Things Parents Say...
I have to acknowledge the role played by a Social Worker from CAMHS and by a Youth Worker from Foroige in the team we have built around our child. That she is (mostly) doing so well, physically and mentally and is looking forward to engaging with the Leaving Cert Applied programme is in no small part down to these two amazing women. That we, as parents, have had them as a sounding board, as interpreters of confusing behaviours and as sources of reassurance, has been vital.
The parenting can be really hard:
- Feeling like I’m in an abusive relationship, often walking on eggshells
- Wondering will it ever get better, feeling helplessness
- Worried about the effect on other children in the family
- Wondering will she come home tonight?
- Fearful of pregnancy due to her vulnerability
I’ve found many things to appreciate about raising our child with FASD.
- She is very lovable and now she is growing up she craves a love ‘just for her’
- She is very protective of friends and family and always supports the underdog
- She is confident and happy most of the time
- I try to look for the positive in things, remembering that I’ve done my best
- I’m often astonished at how far she and we have come
When she gaily talks about having ‘a few cans’ with her friends, and I point out the ‘toxic’ in inTOXICated, knowing how her brain has been programmed for addiction.

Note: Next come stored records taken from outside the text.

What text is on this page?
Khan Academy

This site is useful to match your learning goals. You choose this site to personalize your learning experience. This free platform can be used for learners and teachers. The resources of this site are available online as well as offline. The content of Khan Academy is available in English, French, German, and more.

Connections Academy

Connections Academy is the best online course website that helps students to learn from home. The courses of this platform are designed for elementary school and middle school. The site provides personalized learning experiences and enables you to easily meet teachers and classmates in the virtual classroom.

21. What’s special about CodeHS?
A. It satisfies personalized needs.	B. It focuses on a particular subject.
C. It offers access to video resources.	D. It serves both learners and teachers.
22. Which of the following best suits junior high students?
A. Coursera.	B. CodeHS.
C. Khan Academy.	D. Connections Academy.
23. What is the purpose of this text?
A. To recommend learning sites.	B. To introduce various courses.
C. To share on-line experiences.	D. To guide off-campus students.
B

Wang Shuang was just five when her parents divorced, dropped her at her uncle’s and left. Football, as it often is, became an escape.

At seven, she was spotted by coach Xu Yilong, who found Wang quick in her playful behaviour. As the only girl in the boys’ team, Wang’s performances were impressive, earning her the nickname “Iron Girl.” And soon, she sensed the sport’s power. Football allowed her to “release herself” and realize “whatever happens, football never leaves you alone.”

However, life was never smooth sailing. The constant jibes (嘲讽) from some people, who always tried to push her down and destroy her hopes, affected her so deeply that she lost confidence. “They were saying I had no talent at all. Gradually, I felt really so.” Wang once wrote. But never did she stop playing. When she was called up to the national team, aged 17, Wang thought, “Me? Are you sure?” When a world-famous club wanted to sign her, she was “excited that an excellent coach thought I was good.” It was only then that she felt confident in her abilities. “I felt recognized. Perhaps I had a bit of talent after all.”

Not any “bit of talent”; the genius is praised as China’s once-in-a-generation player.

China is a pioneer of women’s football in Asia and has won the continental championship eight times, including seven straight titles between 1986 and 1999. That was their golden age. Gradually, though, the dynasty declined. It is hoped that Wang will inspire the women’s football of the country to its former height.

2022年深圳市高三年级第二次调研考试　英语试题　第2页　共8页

What I have christened ‘Fugitive Memory’ is difficult. We can spend ages discussing some course of action and coming to an agreement, only the next day to find it has disappeared from her consciousness. Of course, it it may reappear days or even weeks later, usually prefaced by her saying “I’ve always…”
The psychiatrist at CAMHS really seemed to understand FASD. He reviewed her medications, adjusted them for how she has grown and added another tablet. Her behaviour has stabilised a good bit and, thankfully, she is eating much better.

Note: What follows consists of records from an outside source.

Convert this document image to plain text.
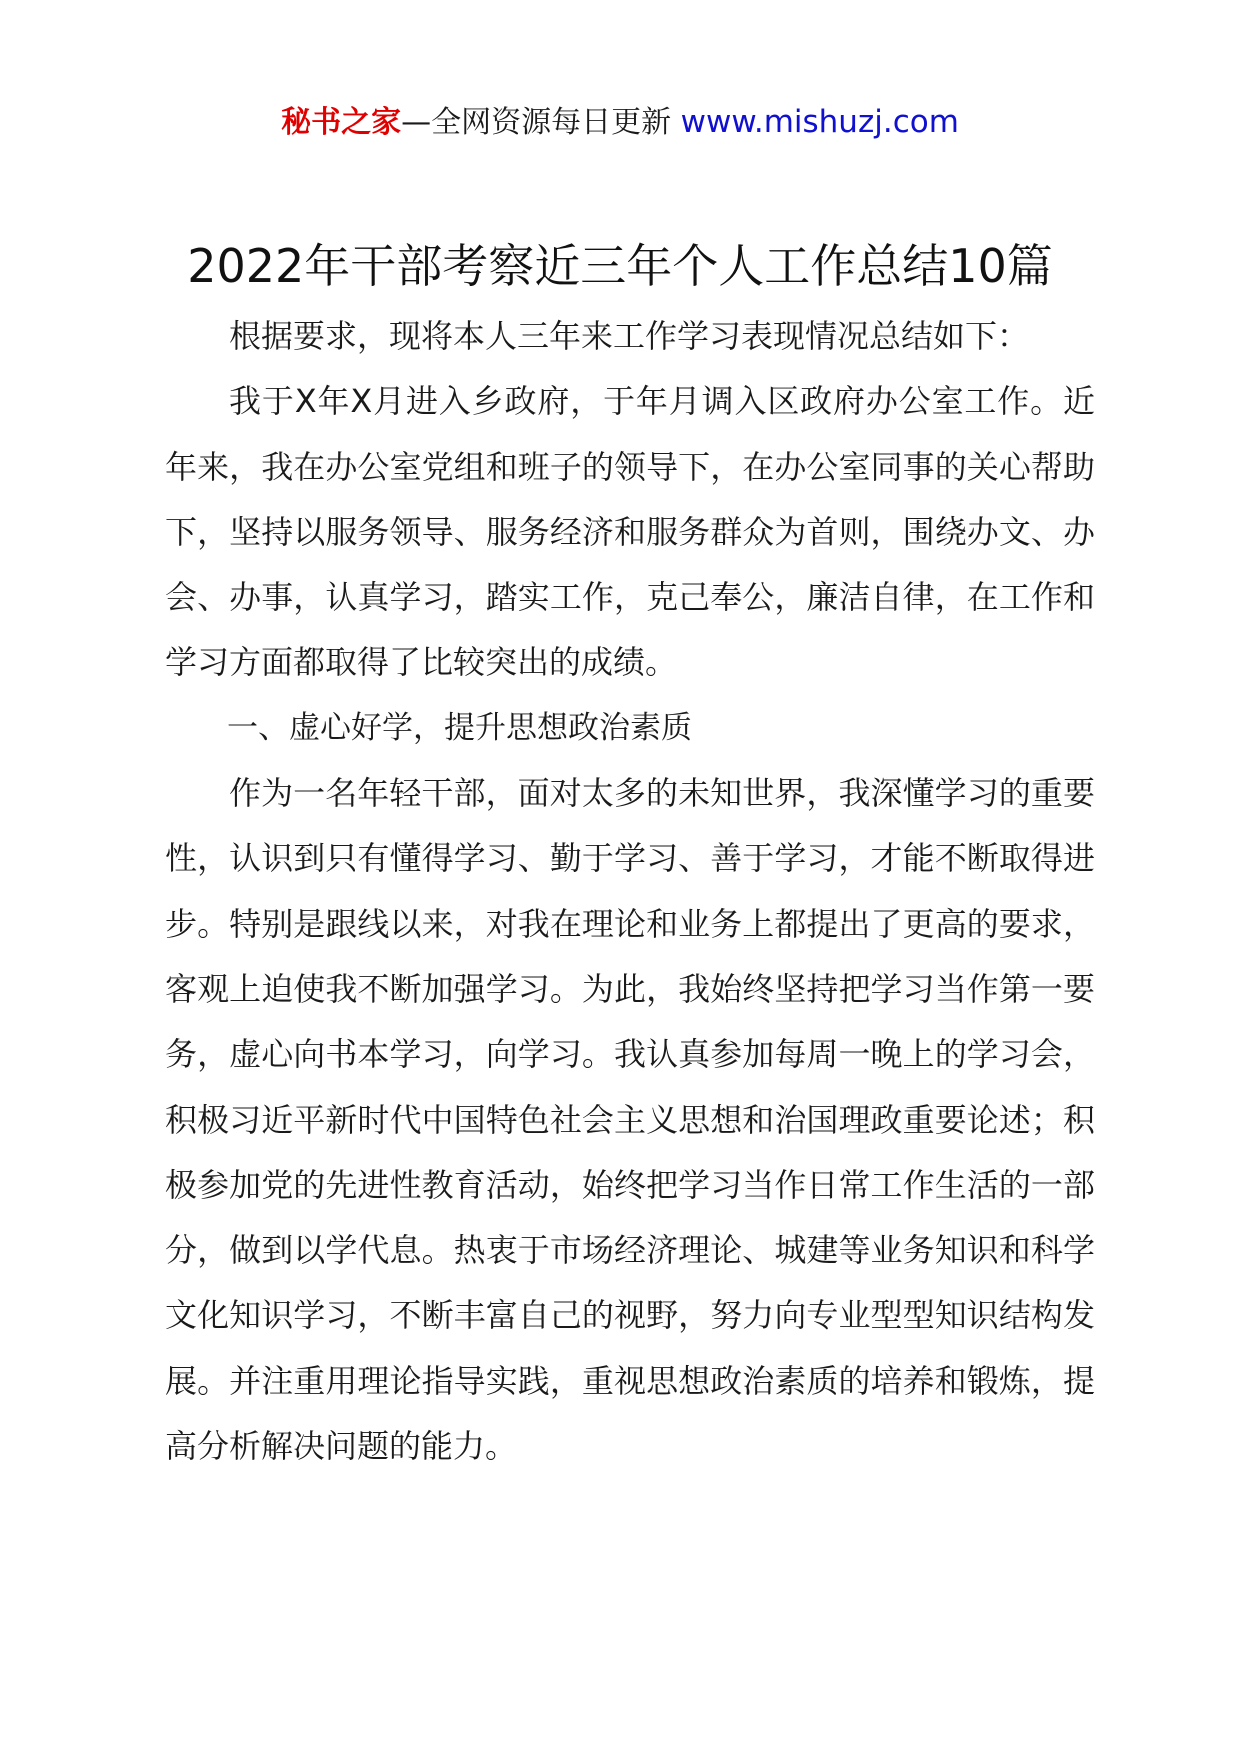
秘书之家—全网资源每日更新 www.mishuzj.com
2022年干部考察近三年个人工作总结10篇

根据要求，现将本人三年来工作学习表现情况总结如下：

我于X年X月进入乡政府，于年月调入区政府办公室工作。近年来，我在办公室党组和班子的领导下，在办公室同事的关心帮助下，坚持以服务领导、服务经济和服务群众为首则，围绕办文、办会、办事，认真学习，踏实工作，克己奉公，廉洁自律，在工作和学习方面都取得了比较突出的成绩。

一、虚心好学，提升思想政治素质

作为一名年轻干部，面对太多的未知世界，我深懂学习的重要性，认识到只有懂得学习、勤于学习、善于学习，才能不断取得进步。特别是跟线以来，对我在理论和业务上都提出了更高的要求，客观上迫使我不断加强学习。为此，我始终坚持把学习当作第一要务，虚心向书本学习，向学习。我认真参加每周一晚上的学习会，积极习近平新时代中国特色社会主义思想和治国理政重要论述；积极参加党的先进性教育活动，始终把学习当作日常工作生活的一部分，做到以学代息。热衷于市场经济理论、城建等业务知识和科学文化知识学习，不断丰富自己的视野，努力向专业型型知识结构发展。并注重用理论指导实践，重视思想政治素质的培养和锻炼，提高分析解决问题的能力。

There is light at the end of the tunnel! Our daughter is now 29 and is managing so much of her life better than we might have imagined when she was younger. In her first annual performance review at work, she ended the interview by standing up and saying to her boss, “are we done here yet, I’m 20 minutes late for my shift’. In time things do improve
Our children need huge advocacy. It sometimes feels overwhelming, alongside the intensive parenting they need.
I’ve found it useful to set six-monthly timeframes with hoped-for goals. It’s surprising, and gratifying, looking back, to see how many of these have been achieved.
Basic stuff but it works for us!
Our child only presented with really difficult behavioural problems when puberty started.
Being a parent to a child with FASD can be a very lonely experience.
The prospect of my child ‘ageing out’ of CAHMS and needing to rely on adult psych services is scary.
Trying to get services is a joke and difficult behaviours get more intense as the child gets older.